Moon punched him in the arm. “Your mind constantly travels along the same old track, doesn’t it?”
He sobered. “Now it does. Now that I can do something about it.”
Moon sobered as well, but there was still a hint of a smile hovering about her lips. “I don’t know where she came from, but Saff’s one smart woman. I could have done with an assistant like her at Phyllis.”
“But think of what could have happened. You might have finalised your work there…”
“…and the Republic would have taken it and held entire systems to ransom,” she finished with a sigh. She punched the seat of her chair. “I wish, I wish there was some way I could do what I love without the need to play politics. Especially not
this
kind of politics, with billions of lives in the balance.”
“Hopefully, you’ll get the chance,” Srin said. He hesitated. “What do we do, if we can’t find our next contact?”
It was the same question Saff had asked earlier in the Hydroponics bay and Moon felt better able to handle it the second time around.
“What would
you
like to do?” she countered smartly.
Srin glanced at the receding fourth moon, now almost completely obscured behind the bulk of 3 Enkil. “Right at this moment, at this nexus of space and time?”
Moon nodded.
“I think I’d like to stay on board, ask Tamlan to take us on as crew.” Srin scratched the back of his head absently. “The problem is, we can’t do that, can we? I’m still not well and we have a dwindling supply of medication.”
“We could ask him for some more help,” Moon suggested. “Even with paying him for this one trip, we have more than fifty kilo-credits left. That should be more than enough to buy whatever cure we need.”
“It isn’t money, Moon, it’s time.” Srin held one of her hands. “You keep bringing me back from the brink, but I can feel myself get a little bit weaker with each revival. And I’m not a young man any more.”
With her free hand, she reached for his face, skimming her fingers over his cheek and down to the rougher skin on his chin. “You know I will always love you,” she whispered.
“If I were a better man,” he said, “I’d tell you to hell with this Kad Minslok, let’s try to make a new life for us here, on this ship. The problem is,” he continued with a smile, “I’m such a selfish bastard that I want you, not just for a few months, but for decades more. The thought of dying scares me, Moon, and I don’t want to do it. If there’s some way your friend can help, can cure me of this manufactured affliction, I want to take it. And, in a way, I don’t care if it means that you hand over your work, if millions die – if
billions
die – as long as it means I can enjoy a long life with you.”
His voice lowered to a whisper. “Do you see what a selfish coward I am?”
She hugged him close and a tear rolled down her cheek. “Never,” she said, brokenly. “We’ll get through this. I know we will.”
Chapter Seventeen
“There appear to be forty-seven vessels that have been orbiting 3 Enkil for more than two weeks,” Saff told the assembled humans in the canteen. “Sixteen of them have not filed any information regarding their origins or purpose, eight have filed inaccurate information, and the remaining twenty-three have filed information that corresponds to both our deuterium findings and their tracked flight routes.”

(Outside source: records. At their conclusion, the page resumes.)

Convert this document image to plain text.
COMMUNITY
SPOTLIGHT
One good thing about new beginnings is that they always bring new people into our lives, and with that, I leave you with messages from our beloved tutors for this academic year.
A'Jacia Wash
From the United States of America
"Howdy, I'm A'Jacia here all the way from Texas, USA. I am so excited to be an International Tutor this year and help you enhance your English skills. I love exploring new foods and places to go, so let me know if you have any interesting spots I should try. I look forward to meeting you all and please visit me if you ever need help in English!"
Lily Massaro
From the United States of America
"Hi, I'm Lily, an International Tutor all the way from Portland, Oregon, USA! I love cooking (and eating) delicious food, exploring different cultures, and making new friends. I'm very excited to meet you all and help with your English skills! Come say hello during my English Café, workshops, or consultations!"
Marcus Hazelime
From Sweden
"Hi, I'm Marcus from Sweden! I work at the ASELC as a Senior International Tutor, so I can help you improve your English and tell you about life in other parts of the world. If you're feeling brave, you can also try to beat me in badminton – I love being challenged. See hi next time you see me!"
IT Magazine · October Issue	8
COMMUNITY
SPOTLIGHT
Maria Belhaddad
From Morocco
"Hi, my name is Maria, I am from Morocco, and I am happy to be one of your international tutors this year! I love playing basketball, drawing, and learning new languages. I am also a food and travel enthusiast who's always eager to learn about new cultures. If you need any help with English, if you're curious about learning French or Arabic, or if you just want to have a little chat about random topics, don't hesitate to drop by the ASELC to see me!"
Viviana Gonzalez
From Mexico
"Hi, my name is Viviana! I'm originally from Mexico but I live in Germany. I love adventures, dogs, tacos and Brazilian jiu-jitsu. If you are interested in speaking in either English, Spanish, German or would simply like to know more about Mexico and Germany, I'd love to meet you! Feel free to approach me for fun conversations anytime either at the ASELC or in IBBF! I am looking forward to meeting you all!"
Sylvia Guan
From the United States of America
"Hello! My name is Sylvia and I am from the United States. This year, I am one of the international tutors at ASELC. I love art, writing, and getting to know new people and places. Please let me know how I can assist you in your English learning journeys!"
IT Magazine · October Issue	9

“So people lie,” Cenredi remarked. “Tell me something I don’t know.”
“Forty-seven possibilities,” Quinten muttered. “That’s not bad but it’ll take time to go through them all, one by one, and there’s no guarantee any of the crews on those vessels will be co-operative.”
“There is another way,” Saff added. “While the
Perdition
depends on limited supplies, due to our extensive hydroponics system (and small ship population), other vessels are not so fortunate.”
Cenredi snorted. “You mean, they don’t have green stuff coming out their ears like we do?”